Disse una volta Gianni Rivera: “Se il calcio non fosse esistito, Pelé lo avrebbe inventato”. Dunque, non c’è partita: Pelé è meglio di Maradona. I napoletani non ci stanno e tutti, ma proprio tutti, nobili e plebei, lazzaroni della curva Sud e giacobini del comitato “Te Diegum”, cantano il coro da stadio: “Maradona è meglio ‘e Pelé, c’ammo fatto ‘o mazzo tanto p’ l’ave’…”. Sul mazzo non discuto, ma sul primo endecasillabo sì, perché riconoscendo in Pelé un termine di paragone oltre il quale sarebbe impossibile andare, ripete in musica quanto Rivera disse in prosa: Pelé è l’idea platonica del calcio che si è fatta giocatore in campo. Dunque, sono proprio i napoletani a dirci che il più grande di tutti fu il brasiliano vincitore di ben tre Mondiali (e forse persino del quarto se nel 1966 gli inglesi non lo avessero azzoppato).
Mauro Maldonato, che se non sbaglio gioca a centrocampo e forse ha un futuro da allenatore, ha avuto una buona intuizione a organizzare la tavola rotonda sulla grandezza di Pelé e Maradona per chiudere la Settimana internazionale della ricerca dedicata a “L’invenzione della verità”. Non c’è, infatti, miglior tema del gioco del calcio per mettere in fuorigioco quello che è il tabù o canone dell’Occidente: la verità. Se è vero che Pelé avrebbe inventato il calcio se non fosse esistito, è altrettanto vero che il gioco calcistico avrebbe inventato la filosofia se non fosse stata inventata da Eros. L’anima del calciatore è interamente dominata dall’amore platonico: il buon calciatore, soprattutto il più bravo, non può neanche lontanamente immaginare di essere il padrone del gioco, altrimenti verrebbe meno la sua possibilità di giocare, e può solo desiderarlo. In fondo, non accade così anche nelle nostre vite? Se uno di noi ne diventasse il padrone, non potremmo più vivere secondo quell’umanità che è un impasto di sapienza e ignoranza, controllo e abbandono. Sono questi i due principi del calcio: per poter giocare devo saper controllare la palla, ma il controllo non è finalizzato a se stesso, bensì al gioco che esige che la palla sia “giocata” ossia abbandonata.

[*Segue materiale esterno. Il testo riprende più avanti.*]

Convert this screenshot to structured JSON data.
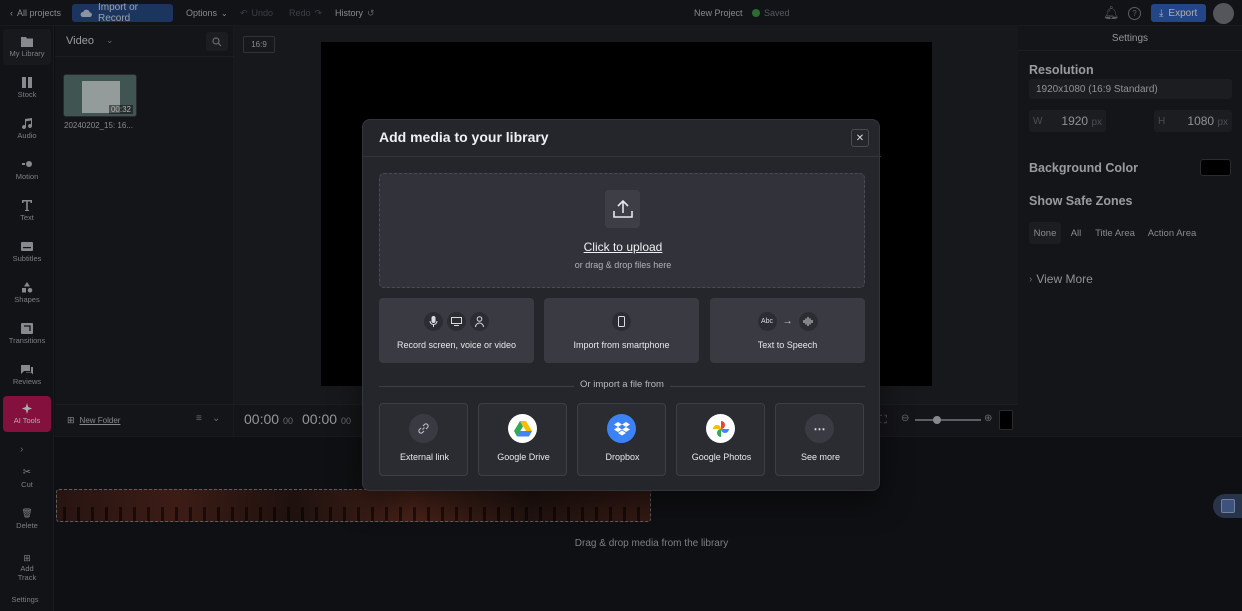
{
  "topbar": {
    "all_projects": "All projects",
    "import_record": "Import or Record",
    "options": "Options",
    "undo": "Undo",
    "redo": "Redo",
    "history": "History",
    "project_name": "New Project",
    "saved": "Saved",
    "export": "Export"
  },
  "sidebar": {
    "items": [
      {
        "label": "My Library",
        "icon": "folder-icon"
      },
      {
        "label": "Stock",
        "icon": "stock-icon"
      },
      {
        "label": "Audio",
        "icon": "music-icon"
      },
      {
        "label": "Motion",
        "icon": "motion-icon"
      },
      {
        "label": "Text",
        "icon": "text-icon"
      },
      {
        "label": "Subtitles",
        "icon": "subtitles-icon"
      },
      {
        "label": "Shapes",
        "icon": "shapes-icon"
      },
      {
        "label": "Transitions",
        "icon": "transitions-icon"
      },
      {
        "label": "Reviews",
        "icon": "reviews-icon"
      },
      {
        "label": "AI Tools",
        "icon": "ai-sparkle-icon"
      }
    ],
    "tools": {
      "cut": "Cut",
      "delete": "Delete",
      "add_track_1": "Add",
      "add_track_2": "Track",
      "settings": "Settings"
    }
  },
  "library": {
    "filter": "Video",
    "item": {
      "name": "20240202_15: 16...",
      "duration": "00:32"
    },
    "new_folder": "New Folder"
  },
  "canvas": {
    "aspect_ratio": "16:9"
  },
  "timeline": {
    "current_time": "00:00",
    "current_frames": "00",
    "total_time": "00:00",
    "total_frames": "00",
    "drop_hint": "Drag & drop media from the library"
  },
  "settings": {
    "title": "Settings",
    "resolution_heading": "Resolution",
    "resolution_value": "1920x1080 (16:9 Standard)",
    "width_label": "W",
    "width_value": "1920",
    "height_label": "H",
    "height_value": "1080",
    "unit": "px",
    "bg_heading": "Background Color",
    "bg_color": "#000000",
    "safe_heading": "Show Safe Zones",
    "safe_options": [
      "None",
      "All",
      "Title Area",
      "Action Area"
    ],
    "view_more": "View More"
  },
  "modal": {
    "title": "Add media to your library",
    "upload_title": "Click to upload",
    "upload_sub": "or drag & drop files here",
    "options": [
      "Record screen, voice or video",
      "Import from smartphone",
      "Text to Speech"
    ],
    "tts_abc": "Abc",
    "or_import": "Or import a file from",
    "sources": [
      "External link",
      "Google Drive",
      "Dropbox",
      "Google Photos",
      "See more"
    ]
  },
  "colors": {
    "accent": "#3568c9",
    "ai_tools": "#c2185b",
    "saved": "#43a047",
    "dropbox": "#3b82f6"
  }
}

Filosofare, diceva Pascal che si era allenato nell’ottimo vivaio di Port-Royal che reinventò la verità, è prendersi gioco dei filosofi. Sarà per questo che gli intellettuali giocano con il calcio ma poi, quando si comincia a fare sul serio, ne prendono le distanze “perché la verità è un’altra cosa”. Che autogol!
Gadamer, che quando giocava a Napoli riempiva le gradinate di Palazzo Serra di Cassano come Maradona le gradinate del San Paolo, amava ripetere che il gioco è cosa seria e chi non lo prende sul serio è un guastafeste. Il gioco del calcio in relazione alla Verità va pensato seriamente perché non è solo una metafora della vita, come ripeteva Sartre, ma un modello cognitivo che con la sua connaturata idea di pluralità dà scacco matto al fenomeno politico più drammatico della Modernità: il totalitarismo. Non a caso Hitler e Stalin pretesero di controllare tutto e ci riuscirono. Ma quando pretesero di controllare anche il pallone persero. Il calcio di Pelé, Maradona, Rivera ma anche quello dei ragazzini che si contendono ora davanti ai miei occhi il “divino pallone”, ci fornisce il modello per non ricadere nel totalitarismo della verità e del potere.